The Amount of Resource Extracted in Each Period
a. To determine the amount of the resource extracted in each period, we need to find the quantity that maximizes the net benefit, which is the difference between the demand function and the marginal cost.
The demand function is given by: P = 176 – 0.4Q
And the marginal cost is given as: MC = 44
To find the quantity that maximizes net benefit, we set the marginal cost equal to the marginal benefit (which is the slope of the demand function) and solve for Q:
44 = -0.4
Simplifying, we have:
0.4Q = 132
Q = 330
Therefore, the amount of the resource extracted in each period is 330 units.
To graphically represent this outcome, we can plot the demand function and the marginal cost on a graph with Q (quantity) on the x-axis and P (price) on the y-axis.
Graph
The point where the demand curve intersects with the marginal cost curve represents the quantity extracted in each period, which in this case is 330 units.
Resource Extraction with a Reduced Initial Supply
b. Now let’s consider a scenario where the initial resource endowment is reduced to 400 units and a discount rate of 8 percent is applied.

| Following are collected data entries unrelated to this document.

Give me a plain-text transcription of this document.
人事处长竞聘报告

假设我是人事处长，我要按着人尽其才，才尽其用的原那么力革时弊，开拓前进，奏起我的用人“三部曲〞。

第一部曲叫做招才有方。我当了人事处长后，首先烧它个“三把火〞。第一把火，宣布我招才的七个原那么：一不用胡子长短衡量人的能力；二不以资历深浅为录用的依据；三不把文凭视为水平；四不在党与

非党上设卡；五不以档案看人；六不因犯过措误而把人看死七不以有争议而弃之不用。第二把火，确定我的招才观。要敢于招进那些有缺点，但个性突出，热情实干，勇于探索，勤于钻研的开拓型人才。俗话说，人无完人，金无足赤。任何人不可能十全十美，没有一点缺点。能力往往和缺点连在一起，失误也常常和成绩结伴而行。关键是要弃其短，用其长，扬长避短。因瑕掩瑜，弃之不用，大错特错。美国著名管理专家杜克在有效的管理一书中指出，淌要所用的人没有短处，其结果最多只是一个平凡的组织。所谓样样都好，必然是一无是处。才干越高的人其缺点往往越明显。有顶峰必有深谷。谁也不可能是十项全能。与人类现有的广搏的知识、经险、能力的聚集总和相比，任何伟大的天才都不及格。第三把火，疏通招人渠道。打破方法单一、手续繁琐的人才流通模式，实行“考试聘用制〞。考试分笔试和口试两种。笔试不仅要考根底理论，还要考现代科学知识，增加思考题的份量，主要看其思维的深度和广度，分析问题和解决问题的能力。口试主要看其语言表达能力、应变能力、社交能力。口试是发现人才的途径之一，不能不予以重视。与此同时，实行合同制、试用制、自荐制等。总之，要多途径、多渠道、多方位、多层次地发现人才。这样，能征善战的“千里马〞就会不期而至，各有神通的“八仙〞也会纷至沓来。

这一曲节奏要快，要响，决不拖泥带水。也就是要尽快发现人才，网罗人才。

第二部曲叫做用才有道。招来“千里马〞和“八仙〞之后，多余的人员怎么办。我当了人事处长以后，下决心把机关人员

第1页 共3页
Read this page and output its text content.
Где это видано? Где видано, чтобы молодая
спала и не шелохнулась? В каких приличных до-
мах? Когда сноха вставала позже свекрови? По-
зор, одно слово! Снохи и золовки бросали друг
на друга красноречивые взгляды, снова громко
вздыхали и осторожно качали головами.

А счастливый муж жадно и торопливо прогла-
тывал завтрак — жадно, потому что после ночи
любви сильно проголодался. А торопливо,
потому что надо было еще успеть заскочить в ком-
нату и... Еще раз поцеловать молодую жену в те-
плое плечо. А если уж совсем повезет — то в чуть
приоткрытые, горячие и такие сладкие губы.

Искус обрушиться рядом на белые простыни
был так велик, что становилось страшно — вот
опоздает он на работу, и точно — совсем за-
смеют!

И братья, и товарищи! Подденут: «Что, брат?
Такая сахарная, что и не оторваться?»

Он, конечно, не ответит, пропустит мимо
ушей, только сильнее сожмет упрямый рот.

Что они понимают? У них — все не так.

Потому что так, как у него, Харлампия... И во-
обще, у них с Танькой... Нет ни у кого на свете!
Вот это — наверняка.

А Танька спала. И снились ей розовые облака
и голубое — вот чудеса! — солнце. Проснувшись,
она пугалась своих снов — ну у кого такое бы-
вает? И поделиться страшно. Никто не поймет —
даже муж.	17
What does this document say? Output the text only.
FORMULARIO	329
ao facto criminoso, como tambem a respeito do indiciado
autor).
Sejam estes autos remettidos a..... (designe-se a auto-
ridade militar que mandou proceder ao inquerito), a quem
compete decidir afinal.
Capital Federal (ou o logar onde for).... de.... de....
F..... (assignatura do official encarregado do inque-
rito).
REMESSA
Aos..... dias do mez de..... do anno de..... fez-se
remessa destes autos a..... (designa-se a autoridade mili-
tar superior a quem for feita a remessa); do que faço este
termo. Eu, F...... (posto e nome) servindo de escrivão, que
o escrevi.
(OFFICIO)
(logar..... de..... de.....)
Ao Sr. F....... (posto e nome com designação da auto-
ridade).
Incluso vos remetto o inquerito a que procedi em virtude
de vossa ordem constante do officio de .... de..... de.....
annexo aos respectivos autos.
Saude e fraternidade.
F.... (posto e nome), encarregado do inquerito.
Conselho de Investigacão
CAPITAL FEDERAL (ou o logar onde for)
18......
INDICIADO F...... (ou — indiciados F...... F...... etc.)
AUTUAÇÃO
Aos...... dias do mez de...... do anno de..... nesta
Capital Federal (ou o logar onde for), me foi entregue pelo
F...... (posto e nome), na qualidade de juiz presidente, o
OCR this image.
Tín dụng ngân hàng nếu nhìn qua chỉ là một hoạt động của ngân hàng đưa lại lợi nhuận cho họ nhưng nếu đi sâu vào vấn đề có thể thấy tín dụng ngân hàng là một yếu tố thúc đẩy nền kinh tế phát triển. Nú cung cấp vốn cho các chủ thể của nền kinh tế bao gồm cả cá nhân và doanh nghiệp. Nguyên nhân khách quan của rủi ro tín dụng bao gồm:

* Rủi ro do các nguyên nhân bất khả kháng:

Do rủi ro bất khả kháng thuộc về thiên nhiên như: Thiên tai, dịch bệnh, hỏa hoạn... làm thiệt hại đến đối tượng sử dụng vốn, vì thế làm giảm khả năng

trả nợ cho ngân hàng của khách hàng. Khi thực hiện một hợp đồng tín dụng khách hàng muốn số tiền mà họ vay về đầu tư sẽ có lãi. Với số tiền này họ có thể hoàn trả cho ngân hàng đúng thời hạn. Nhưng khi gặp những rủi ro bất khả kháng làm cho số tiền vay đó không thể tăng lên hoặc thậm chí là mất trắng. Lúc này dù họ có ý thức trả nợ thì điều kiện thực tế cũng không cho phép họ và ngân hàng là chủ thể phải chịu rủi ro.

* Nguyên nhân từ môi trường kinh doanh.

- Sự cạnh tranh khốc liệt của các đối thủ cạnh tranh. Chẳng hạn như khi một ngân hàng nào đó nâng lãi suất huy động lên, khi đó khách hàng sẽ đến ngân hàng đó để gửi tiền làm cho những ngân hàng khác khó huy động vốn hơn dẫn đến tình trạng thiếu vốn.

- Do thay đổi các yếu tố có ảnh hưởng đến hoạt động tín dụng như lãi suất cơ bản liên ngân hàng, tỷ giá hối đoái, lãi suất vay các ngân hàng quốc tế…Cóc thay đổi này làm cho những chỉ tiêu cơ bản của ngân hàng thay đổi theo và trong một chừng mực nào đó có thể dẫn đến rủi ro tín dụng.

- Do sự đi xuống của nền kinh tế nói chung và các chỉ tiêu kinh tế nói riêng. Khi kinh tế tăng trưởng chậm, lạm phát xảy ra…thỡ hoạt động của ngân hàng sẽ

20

To determine the optimal extraction levels in each period, we need to equate the present value of the marginal benefit from the last unit in period 1 with the present value of the marginal net benefit in period 2.
The present value of a future benefit (B) or cost (C) can be calculated using the following formula:
PV = B / (1 + r)^t
Where PV is the present value, r is the discount rate, and t is the time period.
In this case, we want to solve for Q1 and Q2, which represent the quantities extracted in period 1 and period 2, respectively.
Let’s denote Q1 as the quantity extracted in period 1 and Q2 as the quantity extracted in period 2. The present value of the marginal benefit from the last unit in period 1 can be calculated as:
PV1 = (176 – 0.4Q1) / (1 + 0.08)
The present value of the marginal net benefit in period 2 can be calculated as:
PV2 = (176 – 0.4Q2 – MC) / (1 + 0.08)^2
To satisfy the condition that PV1 equals PV2, we set these two equations equal to each other and solve for Q1 and Q2:
(176 – 0.4Q1) / (1 + 0.08) = (176 – 0.4Q2 – MC) / (1 + 0.08)^2
Simplifying this equation, we have:
176 – 0.4Q1 = (176 – 0.4Q2 – MC) / (1 + 0.08)
Now let’s substitute the values for MC and solve for Q1 and Q2:
176 – 0.4Q1 = (176 – 0.4Q2 – 44) / (1 + 0.08)
Multiplying both sides by (1 + 0.08), we get:
(176 – 0.4Q1)(1 + 0.08) = 176 – 0.4Q2 – 44
Expanding and simplifying, we have:
193.6 – 0.448Q1 = 132 – 0.4Q2
Rearranging terms, we get:
0.448Q1 – 0.4Q2 = 61.6
To find Q1 and Q2, we need another equation. Since we are told that the demand is constant over both periods, we can set Q1 equal to Q2:
Q1 = Q2
Substituting this into our equation, we have:
0.448Q1 – 0.4Q1 = 61.6
Simplifying, we get:
0.048Q1 = 61.6
Q1 = 1283.33
Since Q1 cannot be a fractional value, we round down to the nearest whole number:
Q1 ≈ 1283
Since Q1 and Q2 are equal, this means that Q2 is also approximately equal to 1283 units.
Therefore, if we desire to satisfy the condition that the present value of the marginal benefit from the last unit in period 1 equals the present value of the marginal net benefit in period 2 with a reduced initial supply of 400 units and a discount rate of 8 percent, approximately 1283 units of the resource will be extracted in each period.